Mi nombre Julián y este es mi blog. En algún momento el blog fue más amplio, pero de eso ya fueron 10 años.  

¿Ocupación?

Cada cierto tiempo alguna circunstancia me hace repensar el status quo de la vagancia. En tanto que las pedradas y doubles-entendres alusivos a mi estado de reposo continuo (todo lo contrario a un estado de movimiento perpetuo) no me han perturbado en lo absoluto, un simple detalle como un formulario lo ha logrado.

Un formulario es para obtener datos directamente de la persona de una forma estandarizada, sus contenidos irán a engordar alguna bases de datos olvidada, quien llena un formulario lo hace a voluntad y, en la mayoría de los casos, de forma sincera.

Son datos que cada quien conoce de sí, por eso el bolígrafo no tiene mayores problemas en ir llenando los espacios. Apellidos, Nombre, Sexo, Fecha de Nacimiento, Dirección, Correo Electrónico... hasta que llega a un campo sumamente conflictivo.

¿Ocupación?

Por años, en realidad toda mi vida, he estado acostumbrado a marcar 'Estudiante', una sentencia completamente válida que enbuenahora ayudaba a espantar ofertas de tarjetas de crédito, pero por primera vez sentí que estaría mintiendo al anotar eso.

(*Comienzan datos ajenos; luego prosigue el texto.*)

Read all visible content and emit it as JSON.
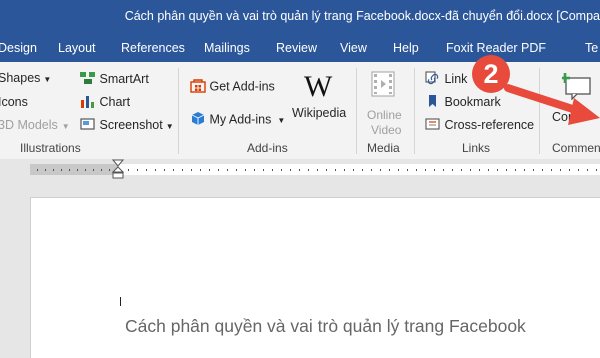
{
  "window": {
    "title": "Cách phân quyền và vai trò quản lý trang Facebook.docx-đã chuyển đổi.docx [Compa"
  },
  "tabs": [
    "Design",
    "Layout",
    "References",
    "Mailings",
    "Review",
    "View",
    "Help",
    "Foxit Reader PDF",
    "Te"
  ],
  "ribbon": {
    "illustrations": {
      "shapes": "Shapes",
      "icons": "Icons",
      "models_3d": "3D Models",
      "smartart": "SmartArt",
      "chart": "Chart",
      "screenshot": "Screenshot",
      "label": "Illustrations"
    },
    "addins": {
      "get": "Get Add-ins",
      "my": "My Add-ins",
      "wikipedia": "Wikipedia",
      "label": "Add-ins"
    },
    "media": {
      "online1": "Online",
      "online2": "Video",
      "label": "Media"
    },
    "links": {
      "link": "Link",
      "bookmark": "Bookmark",
      "crossref": "Cross-reference",
      "label": "Links"
    },
    "comments": {
      "comment": "Com",
      "label": "Comment"
    }
  },
  "annotation": {
    "badge": "2",
    "arrow_color": "#e84a3c"
  },
  "document": {
    "heading": "Cách phân quyền và vai trò quản lý trang Facebook"
  }
}
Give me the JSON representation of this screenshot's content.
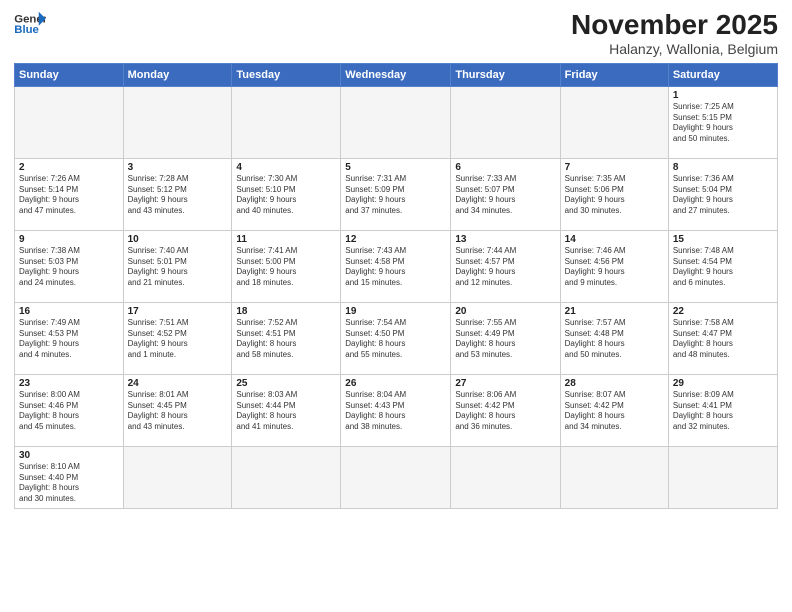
{
  "header": {
    "logo_general": "General",
    "logo_blue": "Blue",
    "title": "November 2025",
    "subtitle": "Halanzy, Wallonia, Belgium"
  },
  "days_of_week": [
    "Sunday",
    "Monday",
    "Tuesday",
    "Wednesday",
    "Thursday",
    "Friday",
    "Saturday"
  ],
  "weeks": [
    [
      {
        "day": "",
        "info": ""
      },
      {
        "day": "",
        "info": ""
      },
      {
        "day": "",
        "info": ""
      },
      {
        "day": "",
        "info": ""
      },
      {
        "day": "",
        "info": ""
      },
      {
        "day": "",
        "info": ""
      },
      {
        "day": "1",
        "info": "Sunrise: 7:25 AM\nSunset: 5:15 PM\nDaylight: 9 hours\nand 50 minutes."
      }
    ],
    [
      {
        "day": "2",
        "info": "Sunrise: 7:26 AM\nSunset: 5:14 PM\nDaylight: 9 hours\nand 47 minutes."
      },
      {
        "day": "3",
        "info": "Sunrise: 7:28 AM\nSunset: 5:12 PM\nDaylight: 9 hours\nand 43 minutes."
      },
      {
        "day": "4",
        "info": "Sunrise: 7:30 AM\nSunset: 5:10 PM\nDaylight: 9 hours\nand 40 minutes."
      },
      {
        "day": "5",
        "info": "Sunrise: 7:31 AM\nSunset: 5:09 PM\nDaylight: 9 hours\nand 37 minutes."
      },
      {
        "day": "6",
        "info": "Sunrise: 7:33 AM\nSunset: 5:07 PM\nDaylight: 9 hours\nand 34 minutes."
      },
      {
        "day": "7",
        "info": "Sunrise: 7:35 AM\nSunset: 5:06 PM\nDaylight: 9 hours\nand 30 minutes."
      },
      {
        "day": "8",
        "info": "Sunrise: 7:36 AM\nSunset: 5:04 PM\nDaylight: 9 hours\nand 27 minutes."
      }
    ],
    [
      {
        "day": "9",
        "info": "Sunrise: 7:38 AM\nSunset: 5:03 PM\nDaylight: 9 hours\nand 24 minutes."
      },
      {
        "day": "10",
        "info": "Sunrise: 7:40 AM\nSunset: 5:01 PM\nDaylight: 9 hours\nand 21 minutes."
      },
      {
        "day": "11",
        "info": "Sunrise: 7:41 AM\nSunset: 5:00 PM\nDaylight: 9 hours\nand 18 minutes."
      },
      {
        "day": "12",
        "info": "Sunrise: 7:43 AM\nSunset: 4:58 PM\nDaylight: 9 hours\nand 15 minutes."
      },
      {
        "day": "13",
        "info": "Sunrise: 7:44 AM\nSunset: 4:57 PM\nDaylight: 9 hours\nand 12 minutes."
      },
      {
        "day": "14",
        "info": "Sunrise: 7:46 AM\nSunset: 4:56 PM\nDaylight: 9 hours\nand 9 minutes."
      },
      {
        "day": "15",
        "info": "Sunrise: 7:48 AM\nSunset: 4:54 PM\nDaylight: 9 hours\nand 6 minutes."
      }
    ],
    [
      {
        "day": "16",
        "info": "Sunrise: 7:49 AM\nSunset: 4:53 PM\nDaylight: 9 hours\nand 4 minutes."
      },
      {
        "day": "17",
        "info": "Sunrise: 7:51 AM\nSunset: 4:52 PM\nDaylight: 9 hours\nand 1 minute."
      },
      {
        "day": "18",
        "info": "Sunrise: 7:52 AM\nSunset: 4:51 PM\nDaylight: 8 hours\nand 58 minutes."
      },
      {
        "day": "19",
        "info": "Sunrise: 7:54 AM\nSunset: 4:50 PM\nDaylight: 8 hours\nand 55 minutes."
      },
      {
        "day": "20",
        "info": "Sunrise: 7:55 AM\nSunset: 4:49 PM\nDaylight: 8 hours\nand 53 minutes."
      },
      {
        "day": "21",
        "info": "Sunrise: 7:57 AM\nSunset: 4:48 PM\nDaylight: 8 hours\nand 50 minutes."
      },
      {
        "day": "22",
        "info": "Sunrise: 7:58 AM\nSunset: 4:47 PM\nDaylight: 8 hours\nand 48 minutes."
      }
    ],
    [
      {
        "day": "23",
        "info": "Sunrise: 8:00 AM\nSunset: 4:46 PM\nDaylight: 8 hours\nand 45 minutes."
      },
      {
        "day": "24",
        "info": "Sunrise: 8:01 AM\nSunset: 4:45 PM\nDaylight: 8 hours\nand 43 minutes."
      },
      {
        "day": "25",
        "info": "Sunrise: 8:03 AM\nSunset: 4:44 PM\nDaylight: 8 hours\nand 41 minutes."
      },
      {
        "day": "26",
        "info": "Sunrise: 8:04 AM\nSunset: 4:43 PM\nDaylight: 8 hours\nand 38 minutes."
      },
      {
        "day": "27",
        "info": "Sunrise: 8:06 AM\nSunset: 4:42 PM\nDaylight: 8 hours\nand 36 minutes."
      },
      {
        "day": "28",
        "info": "Sunrise: 8:07 AM\nSunset: 4:42 PM\nDaylight: 8 hours\nand 34 minutes."
      },
      {
        "day": "29",
        "info": "Sunrise: 8:09 AM\nSunset: 4:41 PM\nDaylight: 8 hours\nand 32 minutes."
      }
    ],
    [
      {
        "day": "30",
        "info": "Sunrise: 8:10 AM\nSunset: 4:40 PM\nDaylight: 8 hours\nand 30 minutes."
      },
      {
        "day": "",
        "info": ""
      },
      {
        "day": "",
        "info": ""
      },
      {
        "day": "",
        "info": ""
      },
      {
        "day": "",
        "info": ""
      },
      {
        "day": "",
        "info": ""
      },
      {
        "day": "",
        "info": ""
      }
    ]
  ]
}
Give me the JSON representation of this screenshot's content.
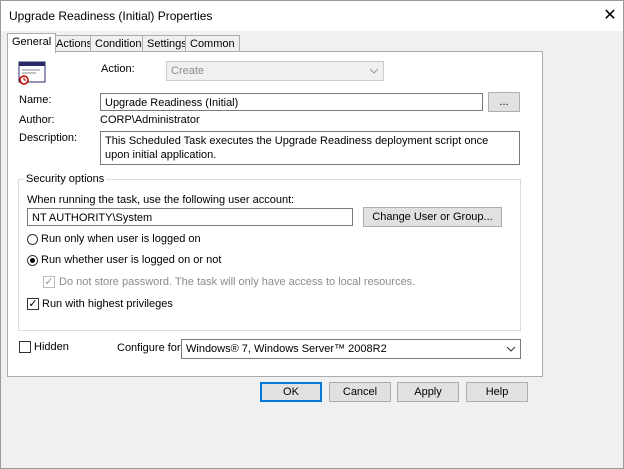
{
  "window": {
    "title": "Upgrade Readiness (Initial) Properties",
    "close_glyph": "✕"
  },
  "tabs": [
    {
      "label": "General",
      "active": true
    },
    {
      "label": "Actions"
    },
    {
      "label": "Conditions"
    },
    {
      "label": "Settings"
    },
    {
      "label": "Common"
    }
  ],
  "general": {
    "action_label": "Action:",
    "action_value": "Create",
    "name_label": "Name:",
    "name_value": "Upgrade Readiness (Initial)",
    "browse_label": "...",
    "author_label": "Author:",
    "author_value": "CORP\\Administrator",
    "description_label": "Description:",
    "description_value": "This Scheduled Task executes the Upgrade Readiness deployment script once upon initial application.",
    "security": {
      "title": "Security options",
      "account_prompt": "When running the task, use the following user account:",
      "account_value": "NT AUTHORITY\\System",
      "change_user_label": "Change User or Group...",
      "radio_logged_on": "Run only when user is logged on",
      "radio_whether": "Run whether user is logged on or not",
      "no_store_password": "Do not store password. The task will only have access to local resources.",
      "highest_privileges": "Run with highest privileges"
    },
    "hidden_label": "Hidden",
    "configure_label": "Configure for:",
    "configure_value": "Windows® 7, Windows Server™ 2008R2"
  },
  "buttons": {
    "ok": "OK",
    "cancel": "Cancel",
    "apply": "Apply",
    "help": "Help"
  },
  "colors": {
    "accent": "#0078d7",
    "disabled_text": "#8c8c8c"
  }
}
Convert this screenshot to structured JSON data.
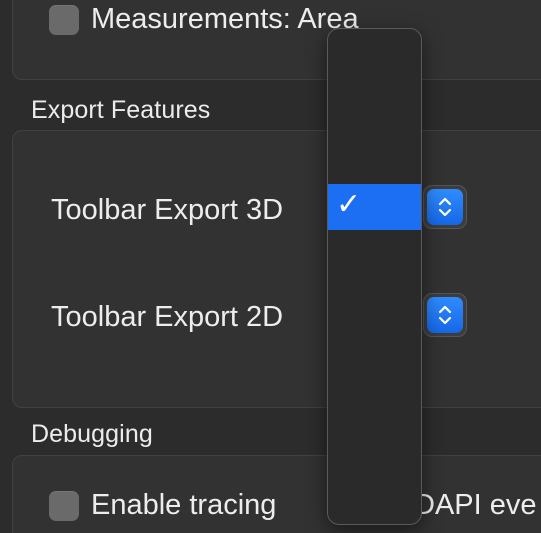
{
  "settings": {
    "measurements_area_label": "Measurements: Area",
    "sections": {
      "export_title": "Export Features",
      "debug_title": "Debugging"
    },
    "export": {
      "toolbar_3d_label": "Toolbar Export 3D",
      "toolbar_2d_label": "Toolbar Export 2D"
    },
    "debug": {
      "tracing_label": "Enable tracing",
      "tracing_suffix": "DAPI eve"
    }
  },
  "dropdown": {
    "selected_check": "✓"
  },
  "colors": {
    "accent": "#1c6ff2",
    "background": "#2c2c2c",
    "group_background": "#323232"
  }
}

No soy estudiante, al menos esa no es mi ocupación en este momento. Sí, voy a clases de francés, sí quiero seguir estudiando en el futuro, pero no: No estoy recibiendo clases en una universidad, no estoy sacando ningún título. Estoy a la espera de uno (que recibiré entre el 13-17 Octubre).

Pensé en que en realidad es un error de semántica, ocupación es algo muy específico y muy atado a un momento dado. Alguien con una ocupación hoy podría ser despedido en una semana, en cambio una profesión es para toda la vida. En teoría soy un profesional de las Ciencias de la Computación, al menos lo seré oficialmente en una semana o algo más. ¿Pero ser un graduando me confería el derecho de anotarme como informático en el formulario?

Uno podría decir que en sí pude anotar lo que fuera en el formulario, de por sí, para qué, son datos de relleno, nadie va a interesarse en ellos, bien que mal podría haberme anotado como astronauta, o algo más, pero la pregunta calaba en lo más profundo, encerraba un gránulo de filosofía existencialista. ¿Yo soy a lo que me dedico, o lo que estudié?

Mi contemplación filosófica discurría ante la mirada extrañada del empleado, que armado con una sonrisa tensa esperaba más garabatos en la hoja que archivaría sin mayor revisión en algún ampo.

Aun no sé qué anoté en la hoja, informático, estudiante, o algún garabato ilegible (los que conocen mi letra saben lo fácil que es producir eso). Fue como cerrar los ojos espiritualmente y sólo escribir, sin ver qué dibujaban muñeca, dedos y lapicero, lo que haya escrito no lo sabré jamás ya.